3. Si le requérant soutient qu'il réside avec son épouse, ressortissante française, à Rillieux-la-Pape depuis leur mariage en mars 2022 et que le comportement menaçant de l'ex-époux de son épouse le contraint à demeurer à Vaulx-en-Velin, il ressort toutefois des termes de l'arrêté en litige que l'épouse du requérant a elle-même reconnu, au cours de l'enquête de communauté de vie qui a eu lieu le 22 juin 2023, que M. A... n'est venu qu'une fois au domicile conjugal et qu'elle n'a plus de contact avec lui depuis plusieurs mois.
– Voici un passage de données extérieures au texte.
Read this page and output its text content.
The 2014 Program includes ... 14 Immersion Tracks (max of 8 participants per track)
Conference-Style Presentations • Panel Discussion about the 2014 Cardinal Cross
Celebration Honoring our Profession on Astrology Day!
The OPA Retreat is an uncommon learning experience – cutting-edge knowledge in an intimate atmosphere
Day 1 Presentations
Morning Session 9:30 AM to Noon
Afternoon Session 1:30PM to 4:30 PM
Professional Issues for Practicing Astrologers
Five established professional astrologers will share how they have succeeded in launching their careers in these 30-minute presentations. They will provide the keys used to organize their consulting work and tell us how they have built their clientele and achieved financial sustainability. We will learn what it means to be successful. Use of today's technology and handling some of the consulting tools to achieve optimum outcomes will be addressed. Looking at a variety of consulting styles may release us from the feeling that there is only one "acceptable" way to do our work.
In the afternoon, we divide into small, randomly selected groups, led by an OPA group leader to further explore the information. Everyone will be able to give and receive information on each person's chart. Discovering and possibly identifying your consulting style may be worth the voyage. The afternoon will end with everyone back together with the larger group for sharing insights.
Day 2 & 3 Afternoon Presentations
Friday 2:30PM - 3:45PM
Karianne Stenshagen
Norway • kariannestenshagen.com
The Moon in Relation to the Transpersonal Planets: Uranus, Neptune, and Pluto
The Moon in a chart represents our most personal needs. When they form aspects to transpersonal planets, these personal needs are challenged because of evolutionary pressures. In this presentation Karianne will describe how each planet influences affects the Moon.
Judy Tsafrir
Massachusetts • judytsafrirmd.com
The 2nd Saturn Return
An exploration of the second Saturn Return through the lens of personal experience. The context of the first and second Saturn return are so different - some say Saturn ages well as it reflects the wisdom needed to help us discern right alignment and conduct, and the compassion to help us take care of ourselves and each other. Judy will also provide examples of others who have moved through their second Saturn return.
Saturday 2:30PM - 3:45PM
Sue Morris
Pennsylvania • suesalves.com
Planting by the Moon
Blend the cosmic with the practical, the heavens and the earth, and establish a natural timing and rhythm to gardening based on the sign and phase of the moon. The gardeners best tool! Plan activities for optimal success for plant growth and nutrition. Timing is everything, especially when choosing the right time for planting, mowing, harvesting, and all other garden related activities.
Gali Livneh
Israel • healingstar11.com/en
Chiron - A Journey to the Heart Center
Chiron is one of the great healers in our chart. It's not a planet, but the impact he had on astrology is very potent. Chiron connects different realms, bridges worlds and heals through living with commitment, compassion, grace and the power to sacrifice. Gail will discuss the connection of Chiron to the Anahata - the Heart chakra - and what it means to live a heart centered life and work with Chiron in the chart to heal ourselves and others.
M. A... se borne à produire en appel comme en première instance des documents, pour certains postérieurs à la date de la décision en litige, tels qu'une déclaration d'imposition commune pour les revenus de 2022, une attestation de vie commune signée par son épouse le 25 août 2023, un relevé de la caisse d'allocations familiales datant de juillet 2023, une demande non signée d'ouverture d'un compte joint datant de juin 2023 et une attestation de contrat d'électricité datant de mars 2023, qui sont insuffisants pour démontrer l'existence d'une vie commune avec son épouse à la date du 8 août 2023. Il en va de même des attestations du frère de M. A... et d'une voisine faisant état de la communauté de vie entre les époux. Il ressort en outre des pièces versées au dossier que si l'épouse de M. A... a déposé plainte pour menaces de mort réitérées contre son ex-époux pour des faits survenus le 18 août 2023 soit postérieurement à l'arrêté en litige, cette circonstance ne saurait justifier les allégations de l'intéressé s'agissant du comportement de l'ex-époux de son épouse. Enfin, M. A... ne démontre pas que son activité professionnelle de maçon l'obligerait à vivre hors du domicile conjugal. Dans ces conditions, la communauté de vie entre M. A... et son épouse n'étant établie ni depuis le mariage des intéressés ni depuis au moins six mois à la date de la décision en litige, M. A... n'est pas fondé à soutenir que la décision portant refus de séjour qui lui a été opposée méconnaîtrait les dispositions des articles L. 423-1 et L. 423-2 du code précité.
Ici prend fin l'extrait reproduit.